It sounds obvious, but for too long fashion hasn’t operated that way. Collections were designed with an eye to editorial credits, not real-life wearability. And store buyers made orders based on previous seasons’ sell-throughs, then returned merchandise when it didn’t move or offloaded it at deep discounts.
With runways out of the picture and brick-and-mortar stores closed for much of this year, brands relied on their own e-commerce platforms. Now that they have adjusted their operations, returning to former ways of doing things seems more and more unlikely as the crisis extends. “There’s a chasm between what works in a big way online and the old runway collection idea,” Wainwright said.

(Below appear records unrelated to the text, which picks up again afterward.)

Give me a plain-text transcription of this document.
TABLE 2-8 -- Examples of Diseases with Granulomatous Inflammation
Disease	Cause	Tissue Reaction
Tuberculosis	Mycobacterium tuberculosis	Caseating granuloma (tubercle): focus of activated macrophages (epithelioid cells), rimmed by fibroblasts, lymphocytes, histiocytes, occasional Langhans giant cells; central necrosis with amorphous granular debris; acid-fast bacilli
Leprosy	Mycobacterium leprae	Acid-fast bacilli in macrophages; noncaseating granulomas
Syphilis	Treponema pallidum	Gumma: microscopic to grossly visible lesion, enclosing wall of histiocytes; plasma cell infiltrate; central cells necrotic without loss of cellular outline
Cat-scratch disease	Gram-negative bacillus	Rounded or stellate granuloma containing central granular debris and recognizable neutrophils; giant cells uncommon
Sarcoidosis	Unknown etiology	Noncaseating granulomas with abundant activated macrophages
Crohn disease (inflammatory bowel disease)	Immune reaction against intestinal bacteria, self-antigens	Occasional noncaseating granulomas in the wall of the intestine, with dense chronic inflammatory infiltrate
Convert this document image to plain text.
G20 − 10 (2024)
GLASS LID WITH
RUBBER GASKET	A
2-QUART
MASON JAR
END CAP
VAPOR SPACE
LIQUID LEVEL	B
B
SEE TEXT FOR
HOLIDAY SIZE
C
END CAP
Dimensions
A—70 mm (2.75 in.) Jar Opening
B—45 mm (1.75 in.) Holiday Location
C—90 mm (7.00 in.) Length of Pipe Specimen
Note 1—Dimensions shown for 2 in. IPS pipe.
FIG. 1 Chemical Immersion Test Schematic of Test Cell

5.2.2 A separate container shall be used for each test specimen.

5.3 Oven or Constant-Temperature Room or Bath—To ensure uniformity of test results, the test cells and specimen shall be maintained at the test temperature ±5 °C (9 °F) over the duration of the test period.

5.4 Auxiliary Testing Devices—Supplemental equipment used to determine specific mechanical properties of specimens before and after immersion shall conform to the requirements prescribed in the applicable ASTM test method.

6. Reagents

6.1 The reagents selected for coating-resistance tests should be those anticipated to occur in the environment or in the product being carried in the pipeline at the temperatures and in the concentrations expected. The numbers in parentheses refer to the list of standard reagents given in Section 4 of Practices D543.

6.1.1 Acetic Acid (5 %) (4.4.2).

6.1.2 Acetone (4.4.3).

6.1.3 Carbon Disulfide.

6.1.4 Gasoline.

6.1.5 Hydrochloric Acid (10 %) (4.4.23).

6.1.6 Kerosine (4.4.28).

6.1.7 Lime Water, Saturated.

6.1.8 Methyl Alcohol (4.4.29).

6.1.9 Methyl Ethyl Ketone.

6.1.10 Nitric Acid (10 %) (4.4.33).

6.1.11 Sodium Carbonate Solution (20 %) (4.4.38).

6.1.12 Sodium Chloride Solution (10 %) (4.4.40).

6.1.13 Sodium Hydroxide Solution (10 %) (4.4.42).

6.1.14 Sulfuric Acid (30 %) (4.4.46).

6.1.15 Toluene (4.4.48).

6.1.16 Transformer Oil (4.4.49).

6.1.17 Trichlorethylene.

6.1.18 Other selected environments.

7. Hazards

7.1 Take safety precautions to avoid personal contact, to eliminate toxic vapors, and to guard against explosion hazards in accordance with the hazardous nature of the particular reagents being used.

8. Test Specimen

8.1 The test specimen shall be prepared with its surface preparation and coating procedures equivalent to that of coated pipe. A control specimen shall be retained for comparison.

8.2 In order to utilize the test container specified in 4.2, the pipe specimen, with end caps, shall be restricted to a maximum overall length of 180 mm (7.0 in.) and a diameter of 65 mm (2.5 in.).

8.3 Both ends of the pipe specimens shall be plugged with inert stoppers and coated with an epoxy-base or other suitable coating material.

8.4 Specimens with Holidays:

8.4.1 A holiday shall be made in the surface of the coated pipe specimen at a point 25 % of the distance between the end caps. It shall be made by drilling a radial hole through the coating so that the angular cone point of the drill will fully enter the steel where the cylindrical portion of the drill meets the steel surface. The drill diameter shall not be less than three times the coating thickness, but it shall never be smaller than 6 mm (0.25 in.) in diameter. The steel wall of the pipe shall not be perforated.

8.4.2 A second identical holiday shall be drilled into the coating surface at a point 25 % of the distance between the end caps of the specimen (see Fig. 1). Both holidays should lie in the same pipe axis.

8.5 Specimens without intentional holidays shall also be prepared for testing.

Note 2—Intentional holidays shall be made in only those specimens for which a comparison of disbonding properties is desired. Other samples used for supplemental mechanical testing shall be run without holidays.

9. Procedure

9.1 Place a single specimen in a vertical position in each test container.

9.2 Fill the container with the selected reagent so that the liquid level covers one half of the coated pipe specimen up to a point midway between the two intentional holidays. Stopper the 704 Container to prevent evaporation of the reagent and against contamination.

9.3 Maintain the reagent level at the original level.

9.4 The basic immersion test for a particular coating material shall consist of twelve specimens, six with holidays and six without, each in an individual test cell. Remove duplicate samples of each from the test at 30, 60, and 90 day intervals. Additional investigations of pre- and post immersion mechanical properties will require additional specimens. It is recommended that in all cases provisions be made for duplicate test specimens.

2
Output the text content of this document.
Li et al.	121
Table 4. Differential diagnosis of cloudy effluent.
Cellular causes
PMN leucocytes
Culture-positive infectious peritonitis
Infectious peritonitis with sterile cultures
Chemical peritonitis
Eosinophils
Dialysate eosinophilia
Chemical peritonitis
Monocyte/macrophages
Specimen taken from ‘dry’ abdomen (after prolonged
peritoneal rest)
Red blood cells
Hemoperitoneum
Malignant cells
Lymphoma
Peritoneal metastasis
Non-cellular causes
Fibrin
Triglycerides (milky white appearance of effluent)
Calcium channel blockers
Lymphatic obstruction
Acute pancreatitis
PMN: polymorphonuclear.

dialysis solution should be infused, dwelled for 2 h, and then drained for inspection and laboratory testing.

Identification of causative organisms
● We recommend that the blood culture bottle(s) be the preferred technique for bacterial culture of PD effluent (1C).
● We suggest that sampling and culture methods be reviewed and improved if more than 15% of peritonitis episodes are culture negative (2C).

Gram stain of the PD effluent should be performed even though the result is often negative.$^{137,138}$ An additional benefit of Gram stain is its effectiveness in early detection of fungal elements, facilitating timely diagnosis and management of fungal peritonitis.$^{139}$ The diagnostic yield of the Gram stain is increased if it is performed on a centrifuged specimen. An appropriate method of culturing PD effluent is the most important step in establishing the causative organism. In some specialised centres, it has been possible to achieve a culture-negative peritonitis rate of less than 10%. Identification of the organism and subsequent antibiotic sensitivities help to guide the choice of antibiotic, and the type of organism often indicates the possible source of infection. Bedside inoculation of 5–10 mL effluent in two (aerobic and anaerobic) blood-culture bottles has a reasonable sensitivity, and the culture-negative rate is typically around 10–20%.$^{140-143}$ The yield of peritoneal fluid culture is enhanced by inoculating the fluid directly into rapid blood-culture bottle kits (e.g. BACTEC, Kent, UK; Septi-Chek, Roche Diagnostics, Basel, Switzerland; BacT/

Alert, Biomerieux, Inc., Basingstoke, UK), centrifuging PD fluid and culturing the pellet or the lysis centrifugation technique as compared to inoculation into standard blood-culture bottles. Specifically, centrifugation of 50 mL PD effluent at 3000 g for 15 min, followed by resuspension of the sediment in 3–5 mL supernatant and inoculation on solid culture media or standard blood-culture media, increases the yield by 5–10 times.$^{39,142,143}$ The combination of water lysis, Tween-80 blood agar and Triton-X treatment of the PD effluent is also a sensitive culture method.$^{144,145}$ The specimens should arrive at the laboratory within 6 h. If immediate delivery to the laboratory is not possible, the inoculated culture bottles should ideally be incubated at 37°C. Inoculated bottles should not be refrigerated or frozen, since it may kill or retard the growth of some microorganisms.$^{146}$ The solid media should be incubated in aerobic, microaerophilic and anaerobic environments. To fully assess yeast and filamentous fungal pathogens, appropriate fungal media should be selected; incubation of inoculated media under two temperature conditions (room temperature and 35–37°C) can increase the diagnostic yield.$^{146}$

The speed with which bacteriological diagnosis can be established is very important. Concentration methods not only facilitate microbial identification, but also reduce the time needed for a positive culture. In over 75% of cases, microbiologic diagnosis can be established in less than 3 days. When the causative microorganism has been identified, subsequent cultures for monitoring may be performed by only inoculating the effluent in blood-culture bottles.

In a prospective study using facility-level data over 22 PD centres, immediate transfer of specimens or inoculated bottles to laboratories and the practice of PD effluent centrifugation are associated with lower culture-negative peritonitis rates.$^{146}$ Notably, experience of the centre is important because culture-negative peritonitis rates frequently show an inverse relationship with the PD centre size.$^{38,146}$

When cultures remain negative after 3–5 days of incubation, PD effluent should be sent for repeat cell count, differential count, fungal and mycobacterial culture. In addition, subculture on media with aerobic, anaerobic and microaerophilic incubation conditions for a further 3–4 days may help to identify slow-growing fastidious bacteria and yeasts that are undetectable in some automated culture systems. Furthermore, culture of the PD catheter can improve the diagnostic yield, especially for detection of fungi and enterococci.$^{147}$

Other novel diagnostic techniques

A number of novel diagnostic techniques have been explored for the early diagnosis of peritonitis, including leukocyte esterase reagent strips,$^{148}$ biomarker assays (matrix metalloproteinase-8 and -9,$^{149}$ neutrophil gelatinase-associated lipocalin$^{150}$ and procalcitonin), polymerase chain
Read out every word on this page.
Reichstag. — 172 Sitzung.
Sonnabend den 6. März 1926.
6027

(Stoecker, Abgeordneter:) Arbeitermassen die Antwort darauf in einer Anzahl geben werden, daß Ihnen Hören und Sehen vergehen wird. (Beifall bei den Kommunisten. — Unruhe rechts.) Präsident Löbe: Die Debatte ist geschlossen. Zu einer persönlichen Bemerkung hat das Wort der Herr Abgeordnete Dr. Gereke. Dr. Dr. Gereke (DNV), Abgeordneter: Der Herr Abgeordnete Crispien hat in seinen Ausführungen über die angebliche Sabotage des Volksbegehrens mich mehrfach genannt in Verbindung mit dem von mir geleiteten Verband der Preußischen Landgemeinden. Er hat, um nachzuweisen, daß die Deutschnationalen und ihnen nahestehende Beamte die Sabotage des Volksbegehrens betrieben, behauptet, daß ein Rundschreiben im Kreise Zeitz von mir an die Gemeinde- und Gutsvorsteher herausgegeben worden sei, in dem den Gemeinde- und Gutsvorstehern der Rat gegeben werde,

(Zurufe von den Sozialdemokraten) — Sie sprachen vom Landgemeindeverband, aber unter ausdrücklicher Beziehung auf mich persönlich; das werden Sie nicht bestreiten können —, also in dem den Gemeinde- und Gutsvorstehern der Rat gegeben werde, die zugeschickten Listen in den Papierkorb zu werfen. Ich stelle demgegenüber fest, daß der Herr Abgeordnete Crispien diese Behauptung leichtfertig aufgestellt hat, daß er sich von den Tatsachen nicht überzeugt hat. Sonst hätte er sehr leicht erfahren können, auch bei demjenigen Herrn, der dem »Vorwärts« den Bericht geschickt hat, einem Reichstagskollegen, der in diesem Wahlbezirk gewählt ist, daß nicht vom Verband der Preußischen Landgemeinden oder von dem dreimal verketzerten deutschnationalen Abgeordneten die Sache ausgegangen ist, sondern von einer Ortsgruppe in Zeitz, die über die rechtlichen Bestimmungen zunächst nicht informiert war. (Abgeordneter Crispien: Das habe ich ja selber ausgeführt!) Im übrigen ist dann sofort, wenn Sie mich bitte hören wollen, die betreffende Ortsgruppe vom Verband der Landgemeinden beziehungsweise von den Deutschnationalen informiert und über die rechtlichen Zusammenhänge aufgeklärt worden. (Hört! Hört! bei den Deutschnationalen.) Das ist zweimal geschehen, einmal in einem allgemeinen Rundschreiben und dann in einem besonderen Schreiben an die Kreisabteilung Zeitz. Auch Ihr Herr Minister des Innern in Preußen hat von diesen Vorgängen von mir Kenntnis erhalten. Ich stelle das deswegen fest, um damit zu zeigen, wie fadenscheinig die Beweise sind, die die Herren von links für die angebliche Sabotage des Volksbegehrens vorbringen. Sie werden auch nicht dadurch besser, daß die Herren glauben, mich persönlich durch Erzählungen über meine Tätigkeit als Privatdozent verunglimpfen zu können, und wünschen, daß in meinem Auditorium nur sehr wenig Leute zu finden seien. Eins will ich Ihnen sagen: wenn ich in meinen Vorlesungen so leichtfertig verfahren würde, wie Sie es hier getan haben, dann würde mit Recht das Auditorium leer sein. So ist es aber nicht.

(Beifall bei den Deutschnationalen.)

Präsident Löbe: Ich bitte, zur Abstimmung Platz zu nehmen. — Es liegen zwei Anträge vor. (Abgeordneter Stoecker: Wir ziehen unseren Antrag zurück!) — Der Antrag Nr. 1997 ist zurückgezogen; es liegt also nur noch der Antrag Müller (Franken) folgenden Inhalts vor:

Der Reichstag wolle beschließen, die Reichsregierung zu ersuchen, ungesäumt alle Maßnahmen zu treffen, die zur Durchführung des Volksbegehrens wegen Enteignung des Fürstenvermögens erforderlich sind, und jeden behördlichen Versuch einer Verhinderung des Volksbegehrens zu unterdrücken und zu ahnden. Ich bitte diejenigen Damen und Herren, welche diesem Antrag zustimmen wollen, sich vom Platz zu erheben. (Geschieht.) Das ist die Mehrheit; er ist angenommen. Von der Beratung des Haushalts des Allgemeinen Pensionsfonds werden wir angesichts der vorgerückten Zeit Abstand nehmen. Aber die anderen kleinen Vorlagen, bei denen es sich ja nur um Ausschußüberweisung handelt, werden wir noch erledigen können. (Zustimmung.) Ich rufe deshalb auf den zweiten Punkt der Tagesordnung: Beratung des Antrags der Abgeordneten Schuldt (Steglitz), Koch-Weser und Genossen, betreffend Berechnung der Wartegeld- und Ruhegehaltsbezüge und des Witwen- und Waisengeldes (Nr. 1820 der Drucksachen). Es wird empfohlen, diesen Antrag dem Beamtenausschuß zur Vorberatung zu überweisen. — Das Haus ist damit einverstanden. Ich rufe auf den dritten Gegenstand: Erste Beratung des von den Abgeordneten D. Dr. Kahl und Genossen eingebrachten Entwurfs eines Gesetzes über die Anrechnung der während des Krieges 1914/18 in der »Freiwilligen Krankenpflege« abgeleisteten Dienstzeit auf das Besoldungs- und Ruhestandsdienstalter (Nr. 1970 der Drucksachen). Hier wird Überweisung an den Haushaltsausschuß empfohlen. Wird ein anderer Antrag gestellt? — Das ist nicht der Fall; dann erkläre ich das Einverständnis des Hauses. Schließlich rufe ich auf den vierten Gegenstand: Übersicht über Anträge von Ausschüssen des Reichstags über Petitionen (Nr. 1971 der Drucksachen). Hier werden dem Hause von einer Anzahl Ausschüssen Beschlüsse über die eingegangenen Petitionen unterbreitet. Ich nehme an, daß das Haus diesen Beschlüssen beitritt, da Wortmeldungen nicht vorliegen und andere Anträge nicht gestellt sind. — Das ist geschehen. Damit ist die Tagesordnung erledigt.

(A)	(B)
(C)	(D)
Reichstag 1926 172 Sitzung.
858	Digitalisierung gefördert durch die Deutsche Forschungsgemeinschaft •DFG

It’s not all tracksuits, but this pre-fall collection is Rag & Bone–ier than ever, constructed on the brand building blocks of denim, military gear, and English tailoring. These are easy-to-wear clothes for a world in which the once strict division between dressing for work and dressing for pleasure is grayer than in the past.
Wainwright believes the experience of the pandemic will permanently change how the Rag & Bone customer gets dressed—not so much in terms of silhouette, but in terms of comfort.
Constructed of knitted wool, a blazer wears like a cardigan; shirts are half poplin, half jersey, further blurring the formal/casual divide; and pants are designed with our new ways of commuting—on bikes and on scooters—in mind. The lookbook begins and ends with swimwear. Optimism, it would seem, is essential to the brand ethos too. “It assumes people will be in the sunshine,” Wainwright confirmed.